There are several ways to pay for the down payment, and this can originate from:
- Personal savings.
- Remortgages – of either a privately owned buy to let or residential property.
- Loans between trading companies or finances from a holding company.
- Savings gifted by a family member (although not every lender will accept this).
- Equity from a property gifted from a parent to a sibling.
You usually won’t need to pay a transactional deposit with that final option because the equity will act instead of a down payment.
What Rental Coverage Do Limited Company Buy to Let Mortgage Lenders Expect?
Buy to let mortgage lenders always want to check the anticipated rental income on a property before they can offer to lend.
Usually, you’ll need to demonstrate forecast earnings of at least 125% of the monthly mortgage interest payment.

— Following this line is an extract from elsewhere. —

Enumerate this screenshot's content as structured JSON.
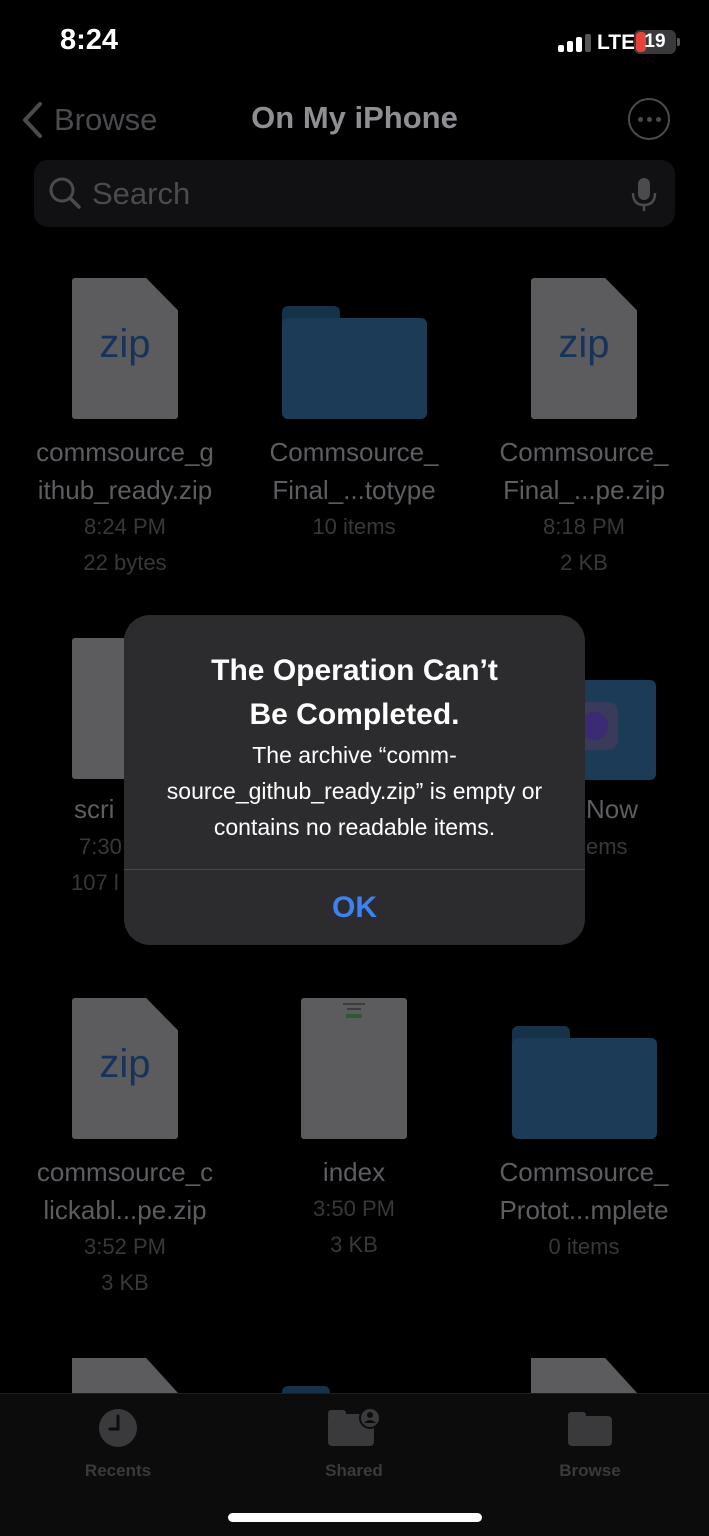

The benefit of an SPV mortgage is that you’ll normally be able to borrow more against a property with the same rental income – because there is less risk, and you’ll be paying less Corporation Tax than a private landlord would pay Income Tax.
As a rough comparison, limited company buy to let mortgages might be:
- At fixed or discounted rates for less than five years, with 125% rental coverage and a 5.5% interest charged.
- On a comparable basis, but fixed for five years or more, at the same 125% rental coverage but with a 2.95% interest cost.
For an individual landlord applying for a personal buy to let, the averages are:
- 5% interest, with required rental coverage of 145% on a mortgage at a fixed or discounted rate for fewer than five years.
- 5% interest on a fixed-rate mortgage for five years or more, with 145% rental coverage required.
How Many Directors Can I Have to Apply for a Limited Company Buy to Let Mortgage?
Lenders normally accept up to four applicants per application, although the more directors or shareholders you have, the less choice you have between lenders.
What Buy to Let Products Are Available to Limited Companies?
Given the changes to tax relief for landlords over the last few years, setting up an SPV is increasingly attractive.
That means that the buy to let mortgage market for limited companies has matured significantly, and you can apply for a wide range of products.
- Short let mortgages ideal for temporary accommodation, holiday homes and Airbnb investments.
- Refurbishment buy to lets, bringing a property into a habitable condition and often remortgaging once work is complete.
- Inter-family property sales, when a home is sold or gifted to a family member to be used as a rental asset, or an existing rental changes hands.
- Mortgages for multi-block units with several rental residents and HMOs (houses in multiple occupation) such as a house share or student property.
- First-time landlord or first-time buyer mortgages suited to the owners or directors of a limited company.
You can also apply for day one remortgages, green mortgages, and SPV mortgages without early settlement penalties.
What Do I Need to Do Before I Apply for an SPV Mortgage?
Once you’ve incorporated your company, you’ll also need to open a current business account in the organisation’s name.
A lender can’t offer an SPV mortgage until you have a verified registration number and a valid company bank account that matches the name.
You’ll also need to think about working with a solicitor, accountant or broker since commercial buy to let lending is a specialist topic.
Professional advice will ensure you make clear decisions about which product to apply for and which lender is best suited to your borrowing requirements.